Microsoft Research Blog

The Microsoft Research blog provides in-depth views and perspectives from our researchers, scientists and engineers, plus announcements about noteworthy events, scholarships, and fellowships designed for academic and scientific communities.

Stopping Bugs Before They Sneak into Software

July 15, 2014 | Posted by Microsoft Research Blog

Posted by Rob Knies

Analyzing developers' task difficultySoftware development is not for the faint-hearted. Programmers often work long hours, typing code while staring at computer monitors. Computer software can include millions of lines of code, so given the nature and the volume of the work involved, mistakes are unavoidable.

Those mistakes—known in tech circles as “bugs”—can cause serious consequences for customers. Eliminating coding bugs is well-nigh impossible, but for software companies, reducing their numbers by any reasonable means is a high priority.

Now, Microsoft researcher Andrew Begel and a few academic and industrial colleagues are trying a novel approach to reduce coding errors: tracking the eye movements and other mental and physical characteristics of developers as they work. He will be discussing his work on July 15 during the second day of the 15th annual Microsoft Research Faculty Summit, in an afternoon session called "And how does that make you feel?"

Existing work to analyze the causes for bugs has focused on detecting correlations between bug fixes and code after the bugs are detected. But in his paper titled Using Psycho-Physiological Measures to Assess Task Difficulty in Software Development—which he wrote with Thomas Fritz, Sebastian C. Müller, and Manuela Züger of the University of Zurich, and Serap Yigit-Elliott of the engineering and scientific consulting firm Exponent—the researchers suggest a new approach: detect when developers are struggling as they work, thereby enabling them to try to prevent bugs before they can be introduced.

Classifying Difficulty

The research, presented in Hyderabad, India, on June 5 during the 36th International Conference on Software Engineering, aims to classify the difficulty of code tasks using data from psycho-physiological sensors.

Begel, who also served as the co-program chair of the related International Conference on Program Comprehension, explains.
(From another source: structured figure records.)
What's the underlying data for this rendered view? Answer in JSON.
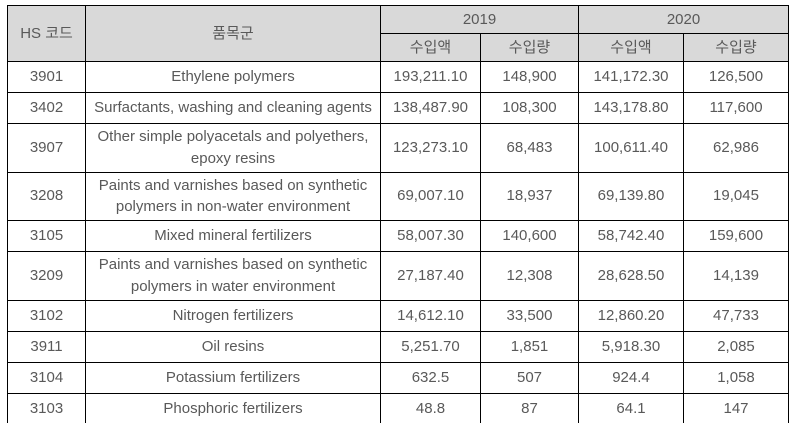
{
  "table": {
    "header": {
      "hs_code": "HS 코드",
      "product_group": "품목군",
      "year_2019": "2019",
      "year_2020": "2020",
      "import_value": "수입액",
      "import_quantity": "수입량"
    },
    "colors": {
      "header_bg": "#d9d9d9",
      "border": "#000000",
      "text": "#595959"
    },
    "rows": [
      {
        "hs": "3901",
        "name": "Ethylene polymers",
        "v2019": "193,211.10",
        "q2019": "148,900",
        "v2020": "141,172.30",
        "q2020": "126,500"
      },
      {
        "hs": "3402",
        "name": "Surfactants, washing and cleaning agents",
        "v2019": "138,487.90",
        "q2019": "108,300",
        "v2020": "143,178.80",
        "q2020": "117,600"
      },
      {
        "hs": "3907",
        "name": "Other simple polyacetals and polyethers, epoxy resins",
        "v2019": "123,273.10",
        "q2019": "68,483",
        "v2020": "100,611.40",
        "q2020": "62,986"
      },
      {
        "hs": "3208",
        "name": "Paints and varnishes based on synthetic polymers in non-water environment",
        "v2019": "69,007.10",
        "q2019": "18,937",
        "v2020": "69,139.80",
        "q2020": "19,045"
      },
      {
        "hs": "3105",
        "name": "Mixed mineral fertilizers",
        "v2019": "58,007.30",
        "q2019": "140,600",
        "v2020": "58,742.40",
        "q2020": "159,600"
      },
      {
        "hs": "3209",
        "name": "Paints and varnishes based on synthetic polymers in water environment",
        "v2019": "27,187.40",
        "q2019": "12,308",
        "v2020": "28,628.50",
        "q2020": "14,139"
      },
      {
        "hs": "3102",
        "name": "Nitrogen fertilizers",
        "v2019": "14,612.10",
        "q2019": "33,500",
        "v2020": "12,860.20",
        "q2020": "47,733"
      },
      {
        "hs": "3911",
        "name": "Oil resins",
        "v2019": "5,251.70",
        "q2019": "1,851",
        "v2020": "5,918.30",
        "q2020": "2,085"
      },
      {
        "hs": "3104",
        "name": "Potassium fertilizers",
        "v2019": "632.5",
        "q2019": "507",
        "v2020": "924.4",
        "q2020": "1,058"
      },
      {
        "hs": "3103",
        "name": "Phosphoric fertilizers",
        "v2019": "48.8",
        "q2019": "87",
        "v2020": "64.1",
        "q2020": "147"
      }
    ]
  },
  "chart_data": {
    "type": "table",
    "columns": [
      "HS 코드",
      "품목군",
      "2019 수입액",
      "2019 수입량",
      "2020 수입액",
      "2020 수입량"
    ],
    "rows": [
      [
        "3901",
        "Ethylene polymers",
        193211.1,
        148900,
        141172.3,
        126500
      ],
      [
        "3402",
        "Surfactants, washing and cleaning agents",
        138487.9,
        108300,
        143178.8,
        117600
      ],
      [
        "3907",
        "Other simple polyacetals and polyethers, epoxy resins",
        123273.1,
        68483,
        100611.4,
        62986
      ],
      [
        "3208",
        "Paints and varnishes based on synthetic polymers in non-water environment",
        69007.1,
        18937,
        69139.8,
        19045
      ],
      [
        "3105",
        "Mixed mineral fertilizers",
        58007.3,
        140600,
        58742.4,
        159600
      ],
      [
        "3209",
        "Paints and varnishes based on synthetic polymers in water environment",
        27187.4,
        12308,
        28628.5,
        14139
      ],
      [
        "3102",
        "Nitrogen fertilizers",
        14612.1,
        33500,
        12860.2,
        47733
      ],
      [
        "3911",
        "Oil resins",
        5251.7,
        1851,
        5918.3,
        2085
      ],
      [
        "3104",
        "Potassium fertilizers",
        632.5,
        507,
        924.4,
        1058
      ],
      [
        "3103",
        "Phosphoric fertilizers",
        48.8,
        87,
        64.1,
        147
      ]
    ]
  }
}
“A research field called Mining Software Repositories,” he says, “looks for correlations between software-process metrics and bugs. For example, code that is edited often is more likely to have a bug in it than infrequently edited code. But this kind of result isn’t actionable—if you stop editing code, you will stop causing bugs—and have no software to ship!

“My idea is that if the software developers are writing the code and causing the bugs, we should measure attributes of the developers themselves. If we can figure out what cognitive or emotional issues lead to buggy code or lowered productivity, we can try to intervene and stop them from causing developers to make mistakes in the first place.”

The paper outlines three questions the researchers asked to determine whether psycho-physiological measurements can be used to determine whether a code-comprehension task is perceived as easy or difficult:

  • Can we acquire psycho-physiological measures from eye-tracking technology, electrodermal-activity [EDA] sensors, and electroencephalogram [EEG] sensors to make an accurate prediction of whether a task is difficult or easy?
  • Which combination of psycho-physiological sensors and associated features best predict task difficulty?
  • Can we use psycho-physiological measures to predict task difficulty as the developer is working?

EDA measures changes in the skin’s ability to conduct electricity, while EEG evaluates electrical activity in the brain.

The researchers conducted a study of 15 professional developers to see how well this approach can predict if developers will find a task difficult. The results were encouraging: For new developers, task difficulty could be predicted with a precision of nearly 65 percent. For new tasks, the number was even higher: almost 85 percent.

What isn’t known yet is how developers will react if their actions are approaching bug-potential levels and an intervention is deemed necessary.

“We haven’t tried any interventions yet,” Begel says, “but one I’ve thought about can help absent-minded developers, such as those who just came back from lunch and aren’t paying much attention to their code. If we reduce the contrast on the display and make the fonts harder to read, the developer will be forced to apply more brainpower to read and understand the code and will be less likely to slip up as a result.”

Significant work remains before such techniques can be deployed on a broad scale, but the promising results the researchers outline in their paper brings the community closer to a reliable way to measure the difficulty of software-engineering tasks, and that could help drive the next generation of tools to support overtaxed programmers.

“We’re still at the experimental stage, learning to understand what all these sensors are telling us about the software developer,” Begel says. “If we can successfully learn a pattern that produces appropriate interventions at the right times, then the proof will be in the utility of the resulting tool.”